Posted by JD Hull at 12:59 AM | Comments (0)

November 28, 2006

Australian Blawg Review #85 covers the globe.

Too right! Do see Blawg Review #85, one of the best editions of Blawg Review you'll see, and a truly international one, by Peter Black of Brisbane, Queensland at Freedom to Differ.

Posted by JD Hull at 11:16 PM | Comments (0)

GeekLawyer: Ruthie's Podcast

Ruthie, GL's co-blogger, and of "Humble Stock", according to his intro (we can now safely assume from that remark that GeekLawyer is from southern England, likely London-bred) just may have hit a home run. Nice voice, too, very British, and slightly "the bird next door". Yanks will want more Ruthie--allegedly not GL's bird.

Posted by JD Hull at 05:32 PM | Comments (0)

Why the WAC? Client Service Model/12 Rules May Not Work.

The answer is coming soon, reluctantly, but with a remedy. Hint: because humans are selfish creatures. To get ready, see the 12 Rules first.

Posted by JD Hull at 01:26 PM | Comments (0)

"What Corporate Clients Read Into Law Firm Bills"

That's a post by Tom Collins, at More Partner Income. It comments on Rees Morrison's article "Do the Math on Outside Law Firms" in The Legal Times of Washington.

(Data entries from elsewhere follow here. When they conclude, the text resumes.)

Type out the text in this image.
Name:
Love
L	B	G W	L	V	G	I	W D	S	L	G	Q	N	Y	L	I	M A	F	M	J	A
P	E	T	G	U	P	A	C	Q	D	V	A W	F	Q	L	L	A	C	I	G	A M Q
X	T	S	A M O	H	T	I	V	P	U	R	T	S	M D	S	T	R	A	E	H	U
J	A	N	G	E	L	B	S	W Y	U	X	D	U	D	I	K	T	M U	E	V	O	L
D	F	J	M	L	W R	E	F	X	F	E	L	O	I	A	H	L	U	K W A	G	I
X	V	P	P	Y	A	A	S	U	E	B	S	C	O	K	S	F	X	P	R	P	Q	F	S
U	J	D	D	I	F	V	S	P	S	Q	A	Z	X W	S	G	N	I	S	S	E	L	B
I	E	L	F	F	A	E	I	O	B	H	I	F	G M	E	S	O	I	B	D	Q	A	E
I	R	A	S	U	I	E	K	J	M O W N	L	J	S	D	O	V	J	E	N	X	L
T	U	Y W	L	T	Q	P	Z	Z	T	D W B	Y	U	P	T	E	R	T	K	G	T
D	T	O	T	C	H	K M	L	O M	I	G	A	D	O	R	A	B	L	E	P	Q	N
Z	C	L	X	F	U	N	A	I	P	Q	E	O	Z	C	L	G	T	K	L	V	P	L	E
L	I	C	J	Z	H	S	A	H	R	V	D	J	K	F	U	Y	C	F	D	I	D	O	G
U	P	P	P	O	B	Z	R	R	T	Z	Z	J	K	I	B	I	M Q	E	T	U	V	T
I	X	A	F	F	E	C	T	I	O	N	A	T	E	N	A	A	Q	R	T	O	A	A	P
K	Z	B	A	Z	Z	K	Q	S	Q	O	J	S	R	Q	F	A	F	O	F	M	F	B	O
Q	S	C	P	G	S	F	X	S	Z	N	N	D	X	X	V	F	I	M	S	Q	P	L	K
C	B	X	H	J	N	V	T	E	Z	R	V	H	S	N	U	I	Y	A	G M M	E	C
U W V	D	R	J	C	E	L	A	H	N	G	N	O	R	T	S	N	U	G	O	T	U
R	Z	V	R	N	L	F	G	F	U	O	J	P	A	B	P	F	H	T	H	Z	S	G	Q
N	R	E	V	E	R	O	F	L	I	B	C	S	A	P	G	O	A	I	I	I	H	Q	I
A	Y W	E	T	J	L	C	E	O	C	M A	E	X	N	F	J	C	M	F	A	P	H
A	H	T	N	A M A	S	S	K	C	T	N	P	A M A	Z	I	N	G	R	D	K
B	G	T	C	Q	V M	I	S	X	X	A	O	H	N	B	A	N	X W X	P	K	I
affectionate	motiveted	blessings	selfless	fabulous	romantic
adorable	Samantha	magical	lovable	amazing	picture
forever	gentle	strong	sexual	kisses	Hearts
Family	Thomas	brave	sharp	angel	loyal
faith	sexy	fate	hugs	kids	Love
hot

Posted by JD Hull at 12:51 AM | Comments (0)

November 27, 2006

Mix extroversion and blogs for fun and profit.

Please go un-geek yourself, and begin by reading this one, by Diane Levin at Online Guide to Mediation. It's called "Get the connection: building your network through blogs". Diane, always upbeat, outgoing and intelligent at once, notes that blogging is "not a solitary activity" and instead is "joyfully, boldly public". If you read this and other posts by Diane, you'll know that extroversion and blogging can be mixed. I will chime in and emphasize this: folks, if you are going to do this blog thing, please pick up the phone, talk to people, travel, and meet with people in the flesh, too. (Which bloggers are doing increasingly but, in my view, not enough--why confine yourself to "e-mail vibe" relationships?) There is no substitute for these human activities in building a life or a business.

Posted by JD Hull at 12:59 AM | Comments (0)

November 26, 2006

Backlash on Borat?

From Peter Black, suggesting a growing different take on the film, at his Freedom to Differ, in Brisbane, Queensland, Australia, see "Is the tide turning on Borat?" Peter hosts Blawg Review #85, out tomorrow. Freedom to Differ "speaks freely about legal issues facing the media and the internet".